In this paper, we approach the problem of constructing ensembles of classifiers from the point of view of instance selection. Instance selection is aimed at obtaining a subset of the instances available for training capable of achieving, at least, the same performance as the whole training set. In this way, instance selection algorithms try to keep the performance of the classifiers while reducing the number of instances in the training set. Meanwhile, boosting methods construct an ensemble of classifiers iteratively focusing each new member on the most difficult instances by means of a biased distribution of the training instances. In this work, we show how these two methodologies can be combined advantageously. We can use instance selection algorithms for boosting using as objective to optimize the training error weighted by the biased distribution of the instances given by the boosting method. Our method can be considered as boosting by instance selection. Instance selection has mostly been developed and used for k-nearest neighbor (k-NN) classifiers. So, as a first step, our methodology is suited to construct ensembles of k-NN classifiers. Constructing ensembles of classifiers by means of instance selection has the important feature of reducing the space complexity of the final ensemble as only a subset of the instances is selected for each classifier.
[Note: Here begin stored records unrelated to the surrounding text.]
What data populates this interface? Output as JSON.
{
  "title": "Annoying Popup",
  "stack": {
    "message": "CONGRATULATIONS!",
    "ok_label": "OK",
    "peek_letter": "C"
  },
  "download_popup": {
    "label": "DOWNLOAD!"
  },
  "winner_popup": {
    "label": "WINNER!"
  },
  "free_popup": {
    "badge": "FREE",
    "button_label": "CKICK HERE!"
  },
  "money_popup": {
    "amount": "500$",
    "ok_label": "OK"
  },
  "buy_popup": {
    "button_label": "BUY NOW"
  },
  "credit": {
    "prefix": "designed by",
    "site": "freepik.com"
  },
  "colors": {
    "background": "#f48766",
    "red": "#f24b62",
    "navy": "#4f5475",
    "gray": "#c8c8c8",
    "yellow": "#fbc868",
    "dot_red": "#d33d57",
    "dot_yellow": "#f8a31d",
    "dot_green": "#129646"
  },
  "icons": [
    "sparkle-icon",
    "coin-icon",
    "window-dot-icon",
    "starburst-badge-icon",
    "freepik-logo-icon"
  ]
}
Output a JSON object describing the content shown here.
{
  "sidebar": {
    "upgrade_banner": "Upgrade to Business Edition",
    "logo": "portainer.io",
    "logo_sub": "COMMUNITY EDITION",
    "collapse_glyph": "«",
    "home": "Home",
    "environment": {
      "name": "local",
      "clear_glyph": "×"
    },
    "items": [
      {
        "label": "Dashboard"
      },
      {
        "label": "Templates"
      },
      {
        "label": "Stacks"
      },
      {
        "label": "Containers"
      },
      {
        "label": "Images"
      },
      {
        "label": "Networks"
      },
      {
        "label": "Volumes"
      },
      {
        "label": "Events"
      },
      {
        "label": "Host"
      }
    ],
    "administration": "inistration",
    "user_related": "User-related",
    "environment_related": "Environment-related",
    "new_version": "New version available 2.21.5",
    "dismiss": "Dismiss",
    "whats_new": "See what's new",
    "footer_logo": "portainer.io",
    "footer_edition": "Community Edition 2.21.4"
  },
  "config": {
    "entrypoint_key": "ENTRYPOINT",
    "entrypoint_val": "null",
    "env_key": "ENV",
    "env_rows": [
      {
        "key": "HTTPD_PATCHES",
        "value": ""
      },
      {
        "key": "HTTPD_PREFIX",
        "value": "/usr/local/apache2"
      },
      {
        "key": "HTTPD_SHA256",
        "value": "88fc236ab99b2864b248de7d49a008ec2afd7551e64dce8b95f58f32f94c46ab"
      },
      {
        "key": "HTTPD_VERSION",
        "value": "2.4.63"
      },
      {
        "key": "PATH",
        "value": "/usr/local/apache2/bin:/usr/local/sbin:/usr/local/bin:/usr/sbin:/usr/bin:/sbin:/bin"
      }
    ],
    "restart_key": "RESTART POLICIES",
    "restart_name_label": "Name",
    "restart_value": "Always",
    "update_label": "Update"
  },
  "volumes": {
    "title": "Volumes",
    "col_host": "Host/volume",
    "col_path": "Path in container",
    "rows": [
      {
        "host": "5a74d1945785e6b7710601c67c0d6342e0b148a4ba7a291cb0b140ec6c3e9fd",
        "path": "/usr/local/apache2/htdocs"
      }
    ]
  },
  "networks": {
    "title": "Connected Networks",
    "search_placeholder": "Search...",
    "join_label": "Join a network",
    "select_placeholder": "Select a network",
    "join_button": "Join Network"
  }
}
However, the methodology is not restricted to k-NN classifier. Other classifiers, such as decision trees and support vector machines (SVMs), may also benefit from a smaller training set, as they produce simpler classifiers if an instance selection algorithm is performed before training. In the experimental section, we show that the proposed approach is able to produce better and simpler ensembles than random subspace method (RSM) method for k-NN and standard ensemble methods for C4.5 and SVMs.